The couple had married in 1924, after a strange two-year courtship in which Lovecraft confessed to Greene that she was the only woman who had ever kissed him in his adult life. Apparently his mother and aunts, with whom he was very close, didn't believe in displays of affection. When Greene and their other amateur press pals walked around New York with Lovecraft, he constantly became enraged by the immigrants he saw (see "The Horror at Red Hook" for a taste of Lovecraftian racism). Sometimes, he would insist that they walk down the center of a street so that he wouldn't have to share a sidewalk with "mongerels." Greene told a biographer later that she kept reminding Lovecraft about her own background, but it didn't seem to dissuade him from his fear of Jews and other immigrants.
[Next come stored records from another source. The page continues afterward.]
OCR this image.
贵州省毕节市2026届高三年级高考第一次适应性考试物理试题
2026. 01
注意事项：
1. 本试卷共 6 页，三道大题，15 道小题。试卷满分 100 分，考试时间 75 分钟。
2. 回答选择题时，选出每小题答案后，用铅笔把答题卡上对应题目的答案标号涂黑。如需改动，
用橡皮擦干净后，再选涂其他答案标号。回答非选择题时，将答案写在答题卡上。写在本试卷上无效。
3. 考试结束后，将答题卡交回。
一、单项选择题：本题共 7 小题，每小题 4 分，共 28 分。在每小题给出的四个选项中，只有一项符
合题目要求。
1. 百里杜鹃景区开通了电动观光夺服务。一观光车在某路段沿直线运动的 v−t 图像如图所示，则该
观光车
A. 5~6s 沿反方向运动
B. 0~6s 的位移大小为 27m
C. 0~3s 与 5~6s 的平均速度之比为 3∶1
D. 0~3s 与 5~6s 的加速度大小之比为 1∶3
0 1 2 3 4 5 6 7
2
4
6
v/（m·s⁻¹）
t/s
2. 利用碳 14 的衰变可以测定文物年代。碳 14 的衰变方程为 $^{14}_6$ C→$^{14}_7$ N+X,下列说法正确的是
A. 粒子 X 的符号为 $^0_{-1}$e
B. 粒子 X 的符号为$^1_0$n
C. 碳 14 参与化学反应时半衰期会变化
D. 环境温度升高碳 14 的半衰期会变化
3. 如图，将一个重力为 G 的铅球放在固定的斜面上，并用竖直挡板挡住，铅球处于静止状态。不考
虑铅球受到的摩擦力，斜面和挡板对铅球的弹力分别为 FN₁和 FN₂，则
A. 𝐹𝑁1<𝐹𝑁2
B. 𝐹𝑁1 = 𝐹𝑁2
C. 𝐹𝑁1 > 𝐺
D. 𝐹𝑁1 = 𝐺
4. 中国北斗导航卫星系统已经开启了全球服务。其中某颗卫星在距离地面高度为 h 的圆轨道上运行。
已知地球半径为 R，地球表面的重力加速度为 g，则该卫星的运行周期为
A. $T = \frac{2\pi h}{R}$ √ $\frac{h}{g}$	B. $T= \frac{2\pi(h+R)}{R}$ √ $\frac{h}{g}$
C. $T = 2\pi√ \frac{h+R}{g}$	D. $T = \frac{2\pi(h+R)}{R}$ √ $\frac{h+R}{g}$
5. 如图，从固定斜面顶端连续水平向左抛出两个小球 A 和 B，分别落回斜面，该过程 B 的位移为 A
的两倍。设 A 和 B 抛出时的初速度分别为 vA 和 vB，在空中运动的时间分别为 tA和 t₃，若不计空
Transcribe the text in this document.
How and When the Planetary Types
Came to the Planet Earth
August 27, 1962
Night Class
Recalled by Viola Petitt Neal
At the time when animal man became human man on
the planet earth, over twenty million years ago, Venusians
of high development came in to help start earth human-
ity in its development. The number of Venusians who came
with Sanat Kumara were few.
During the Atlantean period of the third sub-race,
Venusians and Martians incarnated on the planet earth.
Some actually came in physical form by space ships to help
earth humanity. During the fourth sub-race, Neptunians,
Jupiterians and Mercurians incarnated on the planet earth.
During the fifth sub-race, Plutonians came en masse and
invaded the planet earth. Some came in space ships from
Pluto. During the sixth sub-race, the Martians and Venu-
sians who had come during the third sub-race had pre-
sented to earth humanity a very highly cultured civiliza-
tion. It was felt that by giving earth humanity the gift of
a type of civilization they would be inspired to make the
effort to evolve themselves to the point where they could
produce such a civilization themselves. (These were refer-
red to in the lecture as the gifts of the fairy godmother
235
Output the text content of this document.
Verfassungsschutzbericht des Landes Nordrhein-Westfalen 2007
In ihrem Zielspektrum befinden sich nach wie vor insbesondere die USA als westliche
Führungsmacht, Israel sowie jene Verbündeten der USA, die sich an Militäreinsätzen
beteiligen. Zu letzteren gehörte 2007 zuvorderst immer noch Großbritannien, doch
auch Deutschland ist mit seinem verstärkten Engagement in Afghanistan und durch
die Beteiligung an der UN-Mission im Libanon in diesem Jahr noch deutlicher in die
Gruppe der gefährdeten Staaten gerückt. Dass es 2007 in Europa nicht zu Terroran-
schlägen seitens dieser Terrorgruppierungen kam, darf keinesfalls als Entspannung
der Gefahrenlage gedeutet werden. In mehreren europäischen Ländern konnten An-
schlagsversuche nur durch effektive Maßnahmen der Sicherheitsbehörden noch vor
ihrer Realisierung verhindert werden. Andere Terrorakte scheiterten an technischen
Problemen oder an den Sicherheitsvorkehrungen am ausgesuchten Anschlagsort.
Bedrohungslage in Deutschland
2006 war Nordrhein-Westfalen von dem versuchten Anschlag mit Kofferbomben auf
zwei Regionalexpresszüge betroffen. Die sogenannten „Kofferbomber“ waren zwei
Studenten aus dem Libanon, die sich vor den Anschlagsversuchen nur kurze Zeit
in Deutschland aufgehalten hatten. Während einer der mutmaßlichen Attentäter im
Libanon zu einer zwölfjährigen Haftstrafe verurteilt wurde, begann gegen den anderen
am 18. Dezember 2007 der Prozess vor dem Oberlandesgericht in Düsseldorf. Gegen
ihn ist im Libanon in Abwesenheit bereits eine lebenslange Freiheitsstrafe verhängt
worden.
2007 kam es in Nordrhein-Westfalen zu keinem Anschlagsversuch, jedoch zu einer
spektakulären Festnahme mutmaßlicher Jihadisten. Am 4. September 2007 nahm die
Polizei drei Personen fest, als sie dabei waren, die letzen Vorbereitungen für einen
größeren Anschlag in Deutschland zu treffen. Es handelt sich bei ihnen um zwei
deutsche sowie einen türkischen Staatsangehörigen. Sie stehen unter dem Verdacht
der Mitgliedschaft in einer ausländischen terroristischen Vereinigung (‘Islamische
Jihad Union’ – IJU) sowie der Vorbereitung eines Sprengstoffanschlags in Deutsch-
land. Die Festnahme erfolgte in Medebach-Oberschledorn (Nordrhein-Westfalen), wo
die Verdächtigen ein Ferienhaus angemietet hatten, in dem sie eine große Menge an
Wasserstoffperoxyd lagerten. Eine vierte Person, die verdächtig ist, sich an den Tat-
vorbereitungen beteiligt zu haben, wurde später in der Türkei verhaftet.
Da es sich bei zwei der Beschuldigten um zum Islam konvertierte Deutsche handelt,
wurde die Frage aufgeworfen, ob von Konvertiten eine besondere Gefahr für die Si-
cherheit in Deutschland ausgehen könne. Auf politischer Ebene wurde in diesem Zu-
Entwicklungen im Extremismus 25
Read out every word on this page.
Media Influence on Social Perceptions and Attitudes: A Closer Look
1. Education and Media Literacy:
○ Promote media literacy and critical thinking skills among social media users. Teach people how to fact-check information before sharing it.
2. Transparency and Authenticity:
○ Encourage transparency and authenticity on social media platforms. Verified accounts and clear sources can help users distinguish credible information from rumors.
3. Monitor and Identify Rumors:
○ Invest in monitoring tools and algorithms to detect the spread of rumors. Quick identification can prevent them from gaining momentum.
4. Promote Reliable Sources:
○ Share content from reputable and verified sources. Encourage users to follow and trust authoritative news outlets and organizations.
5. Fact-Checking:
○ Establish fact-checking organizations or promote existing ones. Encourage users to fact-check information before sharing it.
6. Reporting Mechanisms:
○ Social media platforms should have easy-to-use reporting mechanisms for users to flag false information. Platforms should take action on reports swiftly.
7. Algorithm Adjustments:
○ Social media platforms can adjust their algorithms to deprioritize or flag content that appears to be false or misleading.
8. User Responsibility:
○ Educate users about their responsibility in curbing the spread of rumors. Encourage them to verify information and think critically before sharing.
What the hell did Greene see in this guy? We'll never truly know because she burned all his letters after divorcing him and moving away from New York in 1926. We do know that she fell in love with him because she enjoyed his mind, and their daily correspondence via post. Some of his letters to her, she said later, were as many as twenty pages long. It sounds a lot like a steampunk version of an online romance. The first few months after they married, they were apparently happy. They spent a lot of time talking philosophy and hanging out with their amateur press geek friends. But then Greene decided to open her own millinery business and it failed. This meant she had to take a job that required a lot of traveling, much like her last job. Also, I suspect, Lovecraft's incessant whininess, anti-Semitism, and general uselessness started driving her nuts.

In the last year or so of their marriage, Greene lived on the road, traveling for her job. She sent Lovecraft a weekly allowance that helped him pay for a tiny flat in the then-working class Brooklyn Heights. Greene slept there one or two days out of the month. During this time, Lovecraft claimed in letters that he was so poor that he lived for three days on one loaf of bread, one can of cold beans, and a hunk of cheese. But he never managed to get a job. He was essentially a house husband who occasionally sold a short story to Weird Tales.

Little is known about Greene's life after she left Lovecraft. Apparently this fascinating woman, a pioneer in both business and the writing world, was deemed so unimportant that the Wikipedians deleted her entry on Wikipedia -- now "Sonia Greene" redirects to "H.P. Lovecraft." Talk about a slap in the face. As if she hadn't taken enough crap from Lovecraft in life, now she's doomed to spend eternity as a footnote in the life of a man who took her money and disparaged her heritage. It almost sounds like a Lovecraft story. Except it's real.